Q- Hier, sur une autre antenne, vous avez dit que D. Julia n'a jamais informé personne, ni le président de son groupe, ni quiconque de son geste. Apparemment, beaucoup de gens étaient informés. Avez-vous dit cela, voire menti, par ignorance, ou sciemment ?
R- Personnellement, je n'ai jamais été informé de son initiative. J'ai appris, depuis, qu'il avait fait part de ses intentions ; chacun connaît D. Julia, c'est un parlementaire qui a une liberté totale et personne n'a jamais pu l'empêcher de faire ce qu'il souhaite faire ou ce qu'il a pu souhaiter faire.
Q-Les dénégations, et de l'Elysée et du Quai d'Orsay sur le fait qu'ils n'étaient au courant, maintenant que l'on sait qu'ils étaient au courant, est-ce que cela ne relève pas - pardonnez-moi - du mensonge d'Etat, donc de l'affaire d'Etat ?
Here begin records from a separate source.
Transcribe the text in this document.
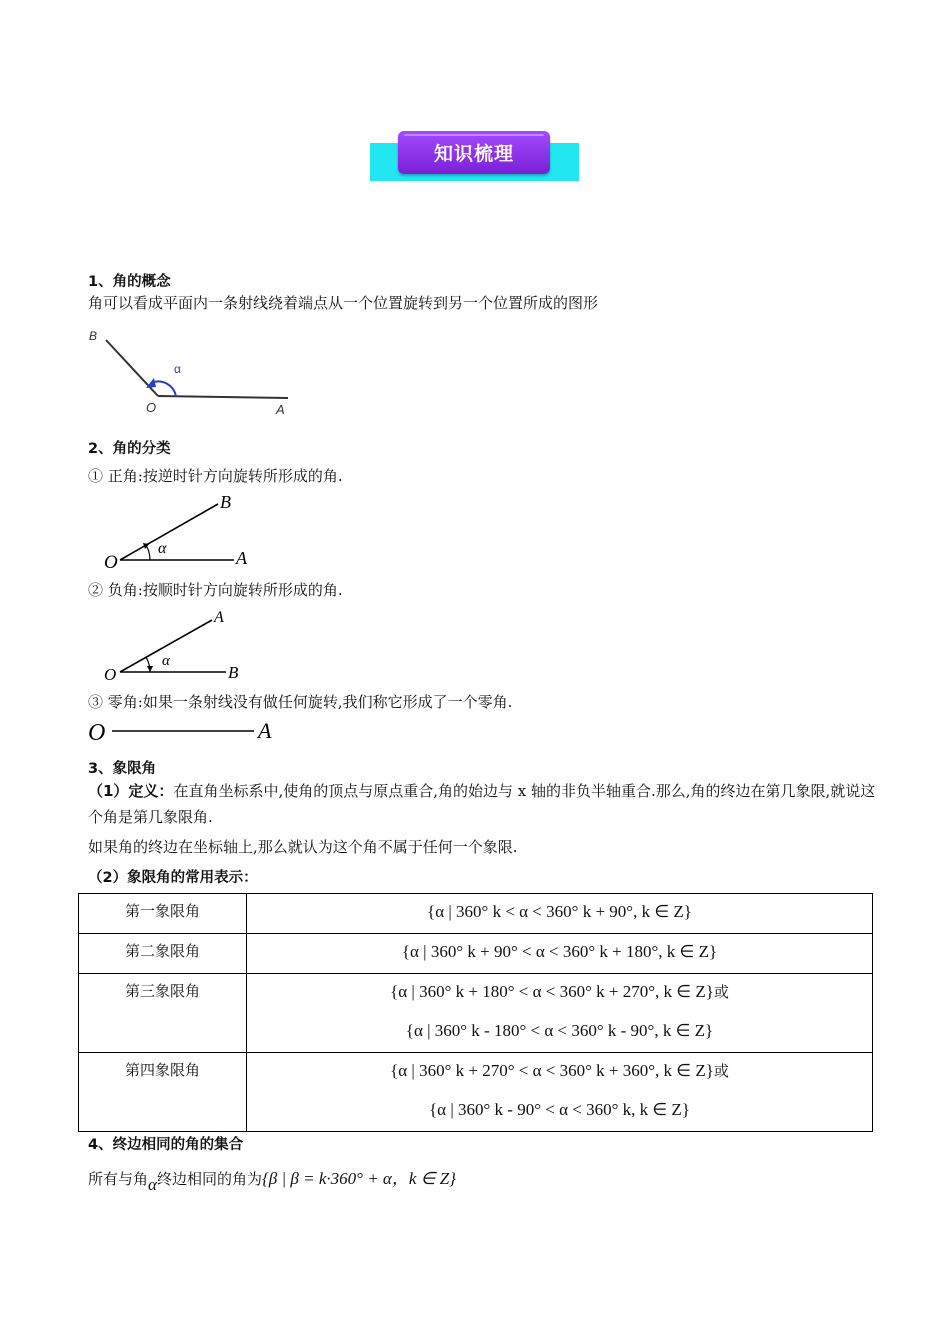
知识梳理
1、角的概念
角可以看成平面内一条射线绕着端点从一个位置旋转到另一个位置所成的图形
B
O	A
α
2、角的分类
① 正角:按逆时针方向旋转所形成的角.
O	A
B
α
② 负角:按顺时针方向旋转所形成的角.
O
A
B
α
③ 零角:如果一条射线没有做任何旋转,我们称它形成了一个零角.
O	A
3、象限角
（1）定义：在直角坐标系中,使角的顶点与原点重合,角的始边与 x 轴的非负半轴重合.那么,角的终边在第几象限,就说这个角是第几象限角.
如果角的终边在坐标轴上,那么就认为这个角不属于任何一个象限.
（2）象限角的常用表示：
第一象限角	{α | 360° k < α < 360° k + 90°, k ∈ Z}

第二象限角	{α | 360° k + 90° < α < 360° k + 180°, k ∈ Z}

第三象限角	{α | 360° k + 180° < α < 360° k + 270°, k ∈ Z}或
{α | 360° k - 180° < α < 360° k - 90°, k ∈ Z}

第四象限角	{α | 360° k + 270° < α < 360° k + 360°, k ∈ Z}或
{α | 360° k - 90° < α < 360° k, k ∈ Z}
4、终边相同的角的集合
所有与角α终边相同的角为{β | β = k·360° + α，k ∈ Z}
R- Je voudrais d'abord revenir sur l'essentiel. L'essentiel, ce n'est pas toute cette mousse qui se fait actuellement. L'essentiel, c'est la sécurité et l'avenir de nos deux compatriotes, C. Chesnot et G. Malbrunot. Et leur famille, hier, l'ont rappelé : responsabilité et discrétion...
Q-Mais n'est-ce pas un peu facile de s'abriter derrière cette nécessaire discrétion ?
R-...Et il est tout à fait vrai que si D. Julia a commis une erreur, c'est sur le plan de la discrétion. D'autre part, son initiative est une initiative strictement personnelle...
Q-... Que l'Etat n'a pas découragé...
R- Chacun le sait. D. Julia sait que personne n'approuve ses initiatives personnelles. Mais il n'est pas, comme on dit, réceptif à tout conseil de modération.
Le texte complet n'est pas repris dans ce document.